Clin Chim Acta. 2007 Jul;382(1-2):43-7. doi: 10.1016/j.cca.2007.03.016. Epub 2007 Mar 24.
A homozygous mutant (ALDH2*2/*2) of the gene for mitochondrial aldehyde dehydrogenase 2 (ALDH2) at codon 487 was reported to be associated with myocardial infarction (MI) among Japanese men. However, such an association has never been studied in a Korean population.
The subjects consisted of 122 men (60-81 y) with MI recruited randomly from Yonsei University Medical Center, Korea. A total of 439 men (60-84 y) without MI were selected as controls from the Ansan Geriatric Study. ALDH2 genotypes were determined using the TaqMan fluorogenic 5' nuclease polymerase chain reaction assay.

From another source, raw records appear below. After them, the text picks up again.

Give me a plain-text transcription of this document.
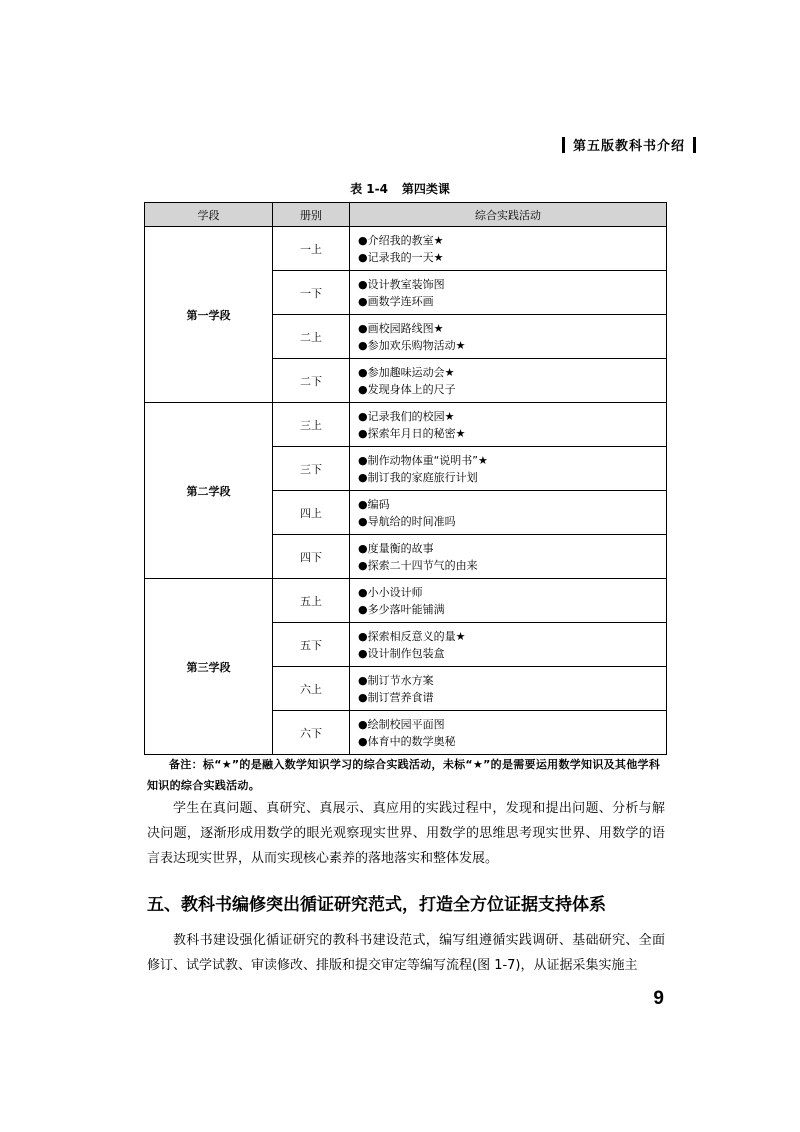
第五版教科书介绍
表 1-4 第四类课
学段	册别	综合实践活动
第一学段	一上	●介绍我的教室★
●记录我的一天★

	一下	●设计教室装饰图
●画数学连环画

	二上	●画校园路线图★
●参加欢乐购物活动★

	二下	●参加趣味运动会★
●发现身体上的尺子

第二学段	三上	●记录我们的校园★
●探索年月日的秘密★

	三下	●制作动物体重“说明书”★
●制订我的家庭旅行计划

	四上	●编码
●导航给的时间准吗

	四下	●度量衡的故事
●探索二十四节气的由来

第三学段	五上	●小小设计师
●多少落叶能铺满

	五下	●探索相反意义的量★
●设计制作包装盒

	六上	●制订节水方案
●制订营养食谱

	六下	●绘制校园平面图
●体育中的数学奥秘
备注：标“★”的是融入数学知识学习的综合实践活动，未标“★”的是需要运用数学知识及其他学科知识的综合实践活动。
学生在真问题、真研究、真展示、真应用的实践过程中，发现和提出问题、分析与解决问题，逐渐形成用数学的眼光观察现实世界、用数学的思维思考现实世界、用数学的语言表达现实世界，从而实现核心素养的落地落实和整体发展。
五、教科书编修突出循证研究范式，打造全方位证据支持体系
教科书建设强化循证研究的教科书建设范式，编写组遵循实践调研、基础研究、全面修订、试学试教、审读修改、排版和提交审定等编写流程(图 1-7)，从证据采集实施主
9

Genotypes carrying the mutant ALDH2 allele (ALDH2*1/2 plus ALDH22/2) were significantly more frequent in patients with MI than in the controls (42.6% vs. 30.5%, P=0.0163). Multiple logistic regression analysis revealed that ALDH21/2 plus ALDH22/*2, together with abnormal high density lipoprotein cholesterol and elevated body mass index, was an independent risk factor for MI in elderly Korean men (odds ratio=1.976, 95% CI: 1.202-3.248).
ALDH2 polymorphisms may play an important role in the pathogenesis of MI in elderly Korean men.
据报道,线粒体乙醛脱氢酶2(ALDH2)基因第487位密码子的纯合突变体(ALDH2*2/*2)与日本男性心肌梗死(MI)相关。然而,韩国人群中尚未有此类关联的研究。
研究对象包括从韩国延世大学医学中心随机招募的122名患心肌梗死的男性(60 - 81岁)。从安山老年研究中选取439名无心肌梗死的男性(60 - 84岁)作为对照。采用TaqMan荧光5'核酸酶聚合酶链反应分析法测定ALDH2基因型。
携带突变型ALDH2等位基因的基因型(ALDH2*1/2加ALDH22/2)在心肌梗死患者中显著高于对照组(42.6%对30.5%,P = 0.0163)。多因素逻辑回归分析显示,ALDH21/2加ALDH22/*2,以及异常高密度脂蛋白胆固醇和升高的体重指数,是韩国老年男性心肌梗死的独立危险因素(比值比 = 1.976,95%可信区间:1.202 - 3.248)。
ALDH2基因多态性可能在韩国老年男性心肌梗死的发病机制中起重要作用。